• In 753, the son of Leo, Constantine V, intensified the imperial
rejection of icons, identifying them as idols and aligning them with
both monophysitism and Nestorianism.
o Tarasius, the patriarch of Constantinople, appealed to Pope
Hadrian I, and under Leo IV (775–780), the imperial policy
was reversed.
o In 787, the seventh ecumenical council (the Second Council
of Nicaea) condemned iconoclasm and carefully defined the
proper degrees of veneration due icons.
• Despite these decisions, iconoclasm remained a strong movement,
especially in the army, and in 814, a second iconoclastic controversy
erupted under Leo V, “the Armenian” (775–820), involving the
direct and violent persecution of monks who maintained devotion
to icons and the installation of patriarchs who were iconoclastic.
• The persecution continued until the death of the iconoclastic
emperor Theophilus in 842. His widow, acting as regent, installed
Methodius as the patriarch and ended the iconoclastic terror.

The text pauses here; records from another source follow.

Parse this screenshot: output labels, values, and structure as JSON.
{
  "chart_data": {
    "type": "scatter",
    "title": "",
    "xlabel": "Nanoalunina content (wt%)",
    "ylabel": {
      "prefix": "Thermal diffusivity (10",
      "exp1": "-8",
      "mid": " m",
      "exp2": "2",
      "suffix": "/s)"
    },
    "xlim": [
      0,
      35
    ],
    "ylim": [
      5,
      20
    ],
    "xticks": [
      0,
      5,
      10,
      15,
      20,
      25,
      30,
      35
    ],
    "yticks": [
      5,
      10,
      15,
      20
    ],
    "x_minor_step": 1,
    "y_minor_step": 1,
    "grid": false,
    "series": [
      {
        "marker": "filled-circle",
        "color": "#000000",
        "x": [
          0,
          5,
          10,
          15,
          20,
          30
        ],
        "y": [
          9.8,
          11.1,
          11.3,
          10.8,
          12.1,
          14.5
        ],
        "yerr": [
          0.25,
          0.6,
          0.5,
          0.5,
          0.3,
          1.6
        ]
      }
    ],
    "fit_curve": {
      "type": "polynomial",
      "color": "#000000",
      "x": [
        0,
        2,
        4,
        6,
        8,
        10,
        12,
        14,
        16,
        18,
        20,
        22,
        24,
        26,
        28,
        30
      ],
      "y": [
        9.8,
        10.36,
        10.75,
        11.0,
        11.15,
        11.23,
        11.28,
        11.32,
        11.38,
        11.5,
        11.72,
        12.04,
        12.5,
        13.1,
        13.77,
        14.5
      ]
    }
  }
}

• Although iconoclasm was a distinctively Eastern issue, it had an
indirect and significant impact on Western Christianity.

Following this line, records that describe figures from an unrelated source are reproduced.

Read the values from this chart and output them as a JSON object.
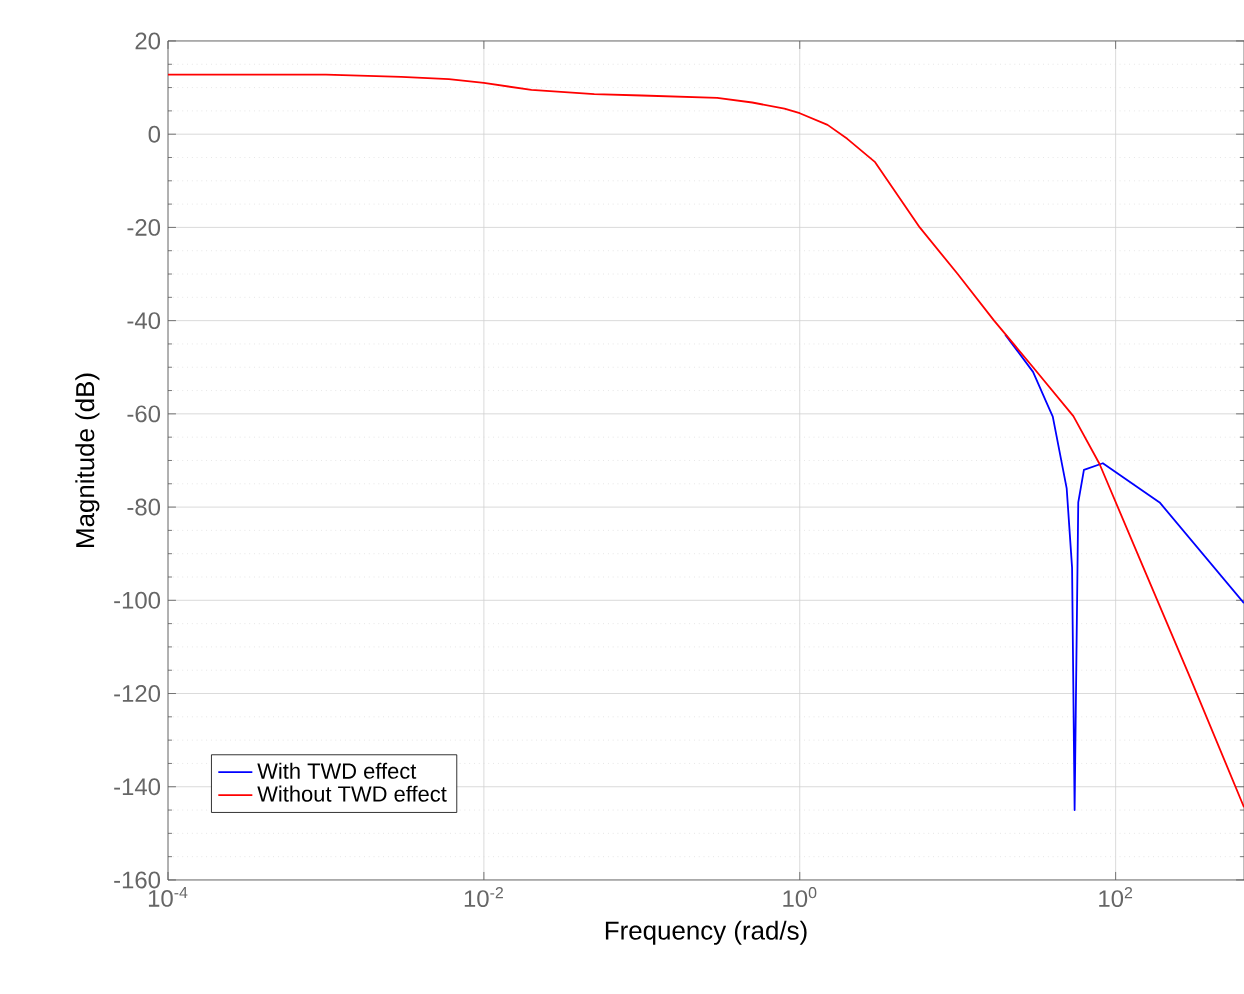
{
  "chart_data": {
    "type": "line",
    "xlabel": "Frequency  (rad/s)",
    "ylabel": "Magnitude (dB)",
    "log": "x",
    "grid": true,
    "legend": "bottom left",
    "line_style": "solid",
    "marker": "none",
    "xlim": [
      0.0001,
      650
    ],
    "ylim": [
      -160,
      20
    ],
    "xticks": [
      {
        "value": 0.0001,
        "label": "10$^{-4}$"
      },
      {
        "value": 0.01,
        "label": "10$^{-2}$"
      },
      {
        "value": 1,
        "label": "10$^{0}$"
      },
      {
        "value": 100,
        "label": "10$^{2}$"
      }
    ],
    "yticks": [
      -160,
      -140,
      -120,
      -100,
      -80,
      -60,
      -40,
      -20,
      0,
      20
    ],
    "series": [
      {
        "name": "With TWD effect",
        "color": "#0000ff",
        "x": [
          20,
          30,
          37,
          40,
          49,
          53,
          55,
          58,
          63,
          83,
          190,
          650
        ],
        "values": [
          -43,
          -51,
          -58,
          -60.6,
          -76,
          -93,
          -145,
          -79,
          -72,
          -70.6,
          -79,
          -100.6
        ]
      },
      {
        "name": "Without TWD effect",
        "color": "#ff0000",
        "x": [
          0.0001,
          0.001,
          0.003,
          0.006,
          0.01,
          0.02,
          0.05,
          0.1,
          0.3,
          0.5,
          0.8,
          1,
          1.5,
          2,
          3,
          5.75,
          10,
          17,
          30,
          54,
          79,
          150,
          300,
          650
        ],
        "values": [
          12.8,
          12.8,
          12.3,
          11.8,
          11,
          9.5,
          8.6,
          8.3,
          7.8,
          6.8,
          5.5,
          4.5,
          2,
          -1,
          -6,
          -20,
          -30,
          -40,
          -50,
          -60.5,
          -70.7,
          -93,
          -117,
          -144.4
        ]
      }
    ]
  }
}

o A mistranslation of the acts of the Second Council of Nicaea
led Frankish bishops to think that the “worship” of idols had
been sanctioned, and they eventually condemned the council
at the synod of Frankfurt in 794 and at a meeting of bishops in
Paris in 828.
o Only the work of several Latin theologians and the steadfast
stance of the papacy led to a gradual acceptance of the Second
Council of Nicaea in the West.
o This misunderstanding, however, is usually taken to be one of
the decisive elements in the eventual schism between Greek and
Latin Christianity—along with the object lesson learned from the
rampant caesaropapism revealed in the iconoclasm controversy.